2.1) If you wish to remain anonymous, you may set that up with weck or glorificus in advance, and we will use a number when we post your bids in a diary. (example = Anon-02)
2.2) If you want to leave an absentee bid, you may do that with either weck or glorificus. We will need to know the highest amount you are willing to bid and we will place those bids for you in 10 dollar increments as the bidding progresses throughout the auction. If the bidding goes higher than you first authorized, you may contact the same person again with a new top limit, or bid in the diaries. Absentee bids should be
placed with weck or glorificus as far in advance as possible.
3) Bidding by groups, businesses or organizations is allowed, as long as only one contact name is used. Please let us know the details of your group, business or organization and who is the official spokesperson for the group or organization.
4) Bidding is in minimum increments of $10.00. You may bid in higher increments that can be divided evenly by $10.00.
4.1) Bids must be in U.S. funds.
5) weck and glorificus will do their best to inform all bidders of the newest high bid. To receive this information in you Kosmail box, please ask weck or glorificus to join Daily Kos Quilt Guild Auction Alliance group.

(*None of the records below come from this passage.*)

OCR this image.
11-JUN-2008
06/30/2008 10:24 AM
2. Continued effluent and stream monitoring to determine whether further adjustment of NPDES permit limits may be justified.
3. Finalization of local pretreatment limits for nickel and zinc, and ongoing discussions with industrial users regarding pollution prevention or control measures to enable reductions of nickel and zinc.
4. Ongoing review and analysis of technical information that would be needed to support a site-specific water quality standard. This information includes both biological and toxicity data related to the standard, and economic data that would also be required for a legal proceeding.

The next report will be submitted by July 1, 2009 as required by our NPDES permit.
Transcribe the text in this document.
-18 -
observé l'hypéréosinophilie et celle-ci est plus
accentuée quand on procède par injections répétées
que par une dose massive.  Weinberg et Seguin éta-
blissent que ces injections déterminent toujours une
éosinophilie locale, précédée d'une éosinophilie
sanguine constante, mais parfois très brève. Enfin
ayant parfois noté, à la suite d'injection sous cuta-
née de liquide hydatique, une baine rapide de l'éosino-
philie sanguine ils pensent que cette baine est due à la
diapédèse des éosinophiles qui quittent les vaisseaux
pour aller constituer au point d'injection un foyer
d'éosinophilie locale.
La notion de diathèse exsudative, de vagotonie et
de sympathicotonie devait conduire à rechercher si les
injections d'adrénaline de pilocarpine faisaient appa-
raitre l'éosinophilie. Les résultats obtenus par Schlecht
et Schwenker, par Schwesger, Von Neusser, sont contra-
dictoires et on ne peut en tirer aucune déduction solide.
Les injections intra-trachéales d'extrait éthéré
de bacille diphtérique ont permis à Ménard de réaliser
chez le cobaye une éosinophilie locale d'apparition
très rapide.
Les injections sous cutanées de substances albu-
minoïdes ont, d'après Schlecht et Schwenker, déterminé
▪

5.1) We will send groupmail to everyone (Each member will be made an editor for the duration of the auction) Reminder*A groupmail won't show up on your main page; you will have to check for messages manually.*
6) A PayPal link will be included for other donations to Okiciyap. While we cherish the thought that you may choose to donate to Okiciyap during the auction, there is no advantage in the auction to doing that. It is not necessary to donate through the PayPal to Okiciyap to participate in the auction. To use the paypal link, click on the link that goes to the Okiciyap Pantry's new website. http://okiciyap.weebly.com/...
7) The winning bidder can make payment arrangements that are not through PayPal with weck or glorificus. We know that some folks don't use Paypal.
8) The winning bidder will have 48 hours to confirm their success. After 48 hours, the judges may, at their discretion, offer the second highest bidder the opportunity to redeem the quilt. The decision of the judges is final.